🤖 AI Summary
This work addresses the long-standing activity–stability trade-off in covalent organic frameworks (COFs) for photocatalytic hydrogen evolution, primarily caused by the hydrolytic lability of imine linkages. To overcome this challenge, we propose an inverse design strategy leveraging Ara, a large language model (LLM)-based agent endowed with chemical reasoning capabilities. Ara integrates chemical priors and multi-objective screening criteria—including GFN1-xTB fragment-based computations, donor–acceptor theory, conjugation effects, and hierarchical bond stability assessments—to enable efficient and interpretable COF structure discovery. Compared to random search and Bayesian optimization, Ara achieves an 11.5-fold increase in hit rate (reaching 52.7%) and identifies its first high-performing candidate as early as the 12th iteration. This study represents the first application of a chemically reasoning LLM agent to multi-objective inverse design of COFs, successfully yielding materials that concurrently exhibit high photocatalytic activity and hydrolytic stability.
📝 Abstract
Covalent organic frameworks (COFs) are promising photocatalysts for solar hydrogen production, yet the most electronically favorable linkages, imines, hydrolyze rapidly in water, creating a stability--activity trade-off that limits practical deployment. Navigating the combinatorial design space of nodes, linkers, linkages, and functional groups to identify candidates that are simultaneously active and durable remains a formidable challenge.
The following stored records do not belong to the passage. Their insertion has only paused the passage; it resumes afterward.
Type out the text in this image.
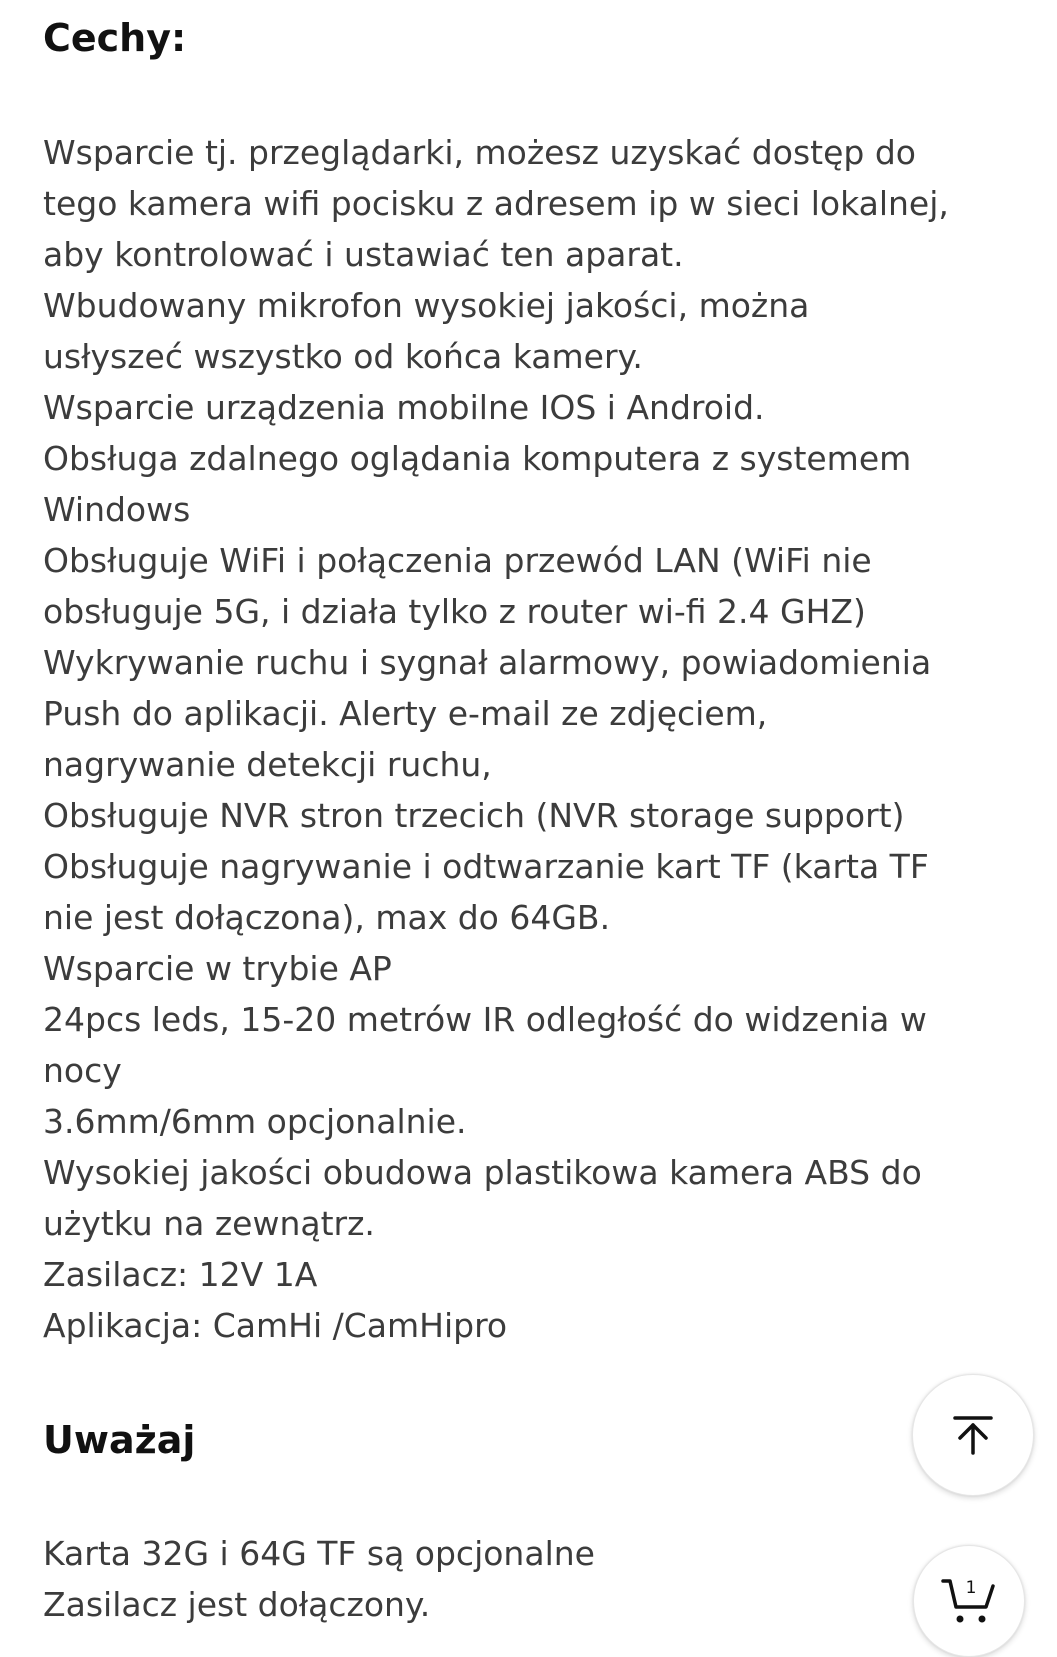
Cechy:
Wsparcie tj. przeglądarki, możesz uzyskać dostęp do
tego kamera wifi pocisku z adresem ip w sieci lokalnej,
aby kontrolować i ustawiać ten aparat.
Wbudowany mikrofon wysokiej jakości, można
usłyszeć wszystko od końca kamery.
Wsparcie urządzenia mobilne IOS i Android.
Obsługa zdalnego oglądania komputera z systemem
Windows
Obsługuje WiFi i połączenia przewód LAN (WiFi nie
obsługuje 5G, i działa tylko z router wi-fi 2.4 GHZ)
Wykrywanie ruchu i sygnał alarmowy, powiadomienia
Push do aplikacji. Alerty e-mail ze zdjęciem,
nagrywanie detekcji ruchu,
Obsługuje NVR stron trzecich (NVR storage support)
Obsługuje nagrywanie i odtwarzanie kart TF (karta TF
nie jest dołączona), max do 64GB.
Wsparcie w trybie AP
24pcs leds, 15-20 metrów IR odległość do widzenia w
nocy
3.6mm/6mm opcjonalnie.
Wysokiej jakości obudowa plastikowa kamera ABS do
użytku na zewnątrz.
Zasilacz: 12V 1A
Aplikacja: CamHi /CamHipro
Uważaj
Karta 32G i 64G TF są opcjonalne
Zasilacz jest dołączony.	1
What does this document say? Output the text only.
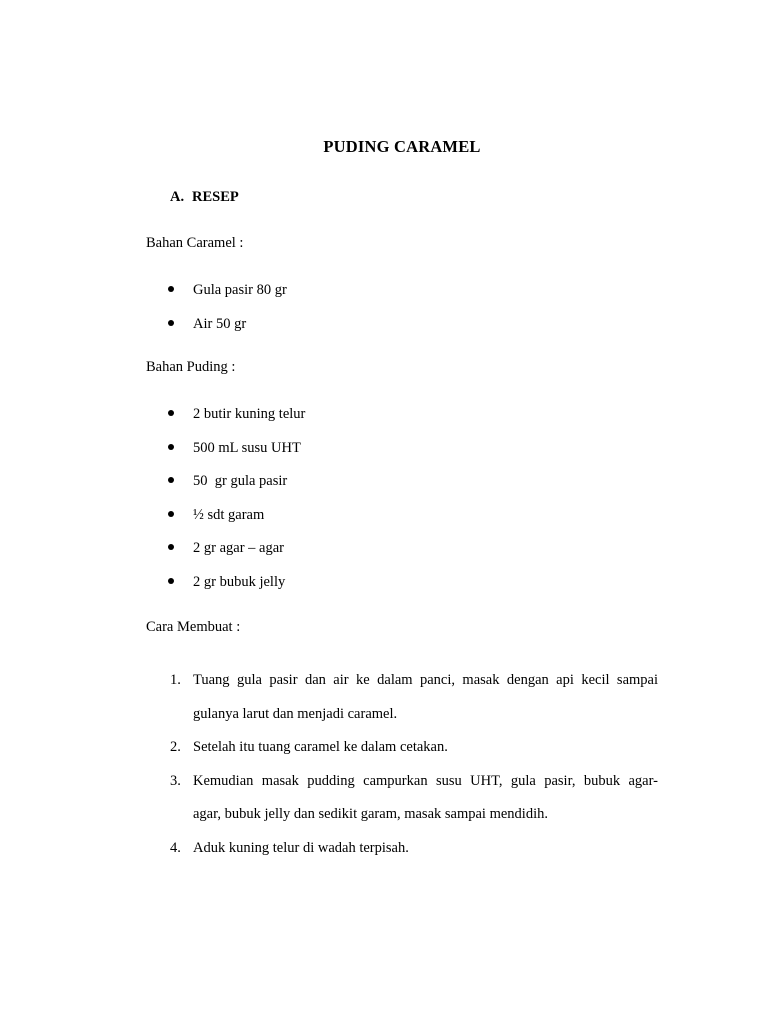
PUDING CARAMEL
A. RESEP
Bahan Caramel :
Gula pasir 80 gr
Air 50 gr
Bahan Puding :
2 butir kuning telur
500 mL susu UHT
50  gr gula pasir
½ sdt garam
2 gr agar – agar
2 gr bubuk jelly
Cara Membuat :
1. Tuang gula pasir dan air ke dalam panci, masak dengan api kecil sampai
gulanya larut dan menjadi caramel.
2. Setelah itu tuang caramel ke dalam cetakan.
3. Kemudian masak pudding campurkan susu UHT, gula pasir, bubuk agar-
agar, bubuk jelly dan sedikit garam, masak sampai mendidih.
4. Aduk kuning telur di wadah terpisah.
Here we introduce Ara, a large-language-model (LLM) agent that leverages pretrained chemical knowledge, donor--acceptor theory, conjugation effects, and linkage stability hierarchies, to guide the search for photocatalytic COFs satisfying joint band-gap, band-edge, and hydrolytic-stability criteria. Evaluated against random search and Bayesian optimization (BO) over a space consisting of candidates with various nodes, linkers, linkages, and r-groups, screened with a GFN1-xTB fragment pipeline, Ara achieves a 52.7\% hit rate (11.5$\times$ random, p = 0.006), finds its first hit at iteration 12 versus 25 for random search, and significantly outperforms BO (p = 0.006). Inspection of the agent's reasoning traces reveals interpretable chemical logic: early convergence on vinylene and beta-ketoenamine linkages for stability, node selection informed by electron-withdrawing character, and systematic R-group optimization to center the band gap at 2.0 eV. Exhaustive evaluation of the full search space uncovers a complementary exploitation--exploration trade-off between the agent and BO, suggesting that hybrid strategies may combine the strengths of both approaches. These results demonstrate that LLM chemical priors can substantially accelerate multi-criteria materials discovery.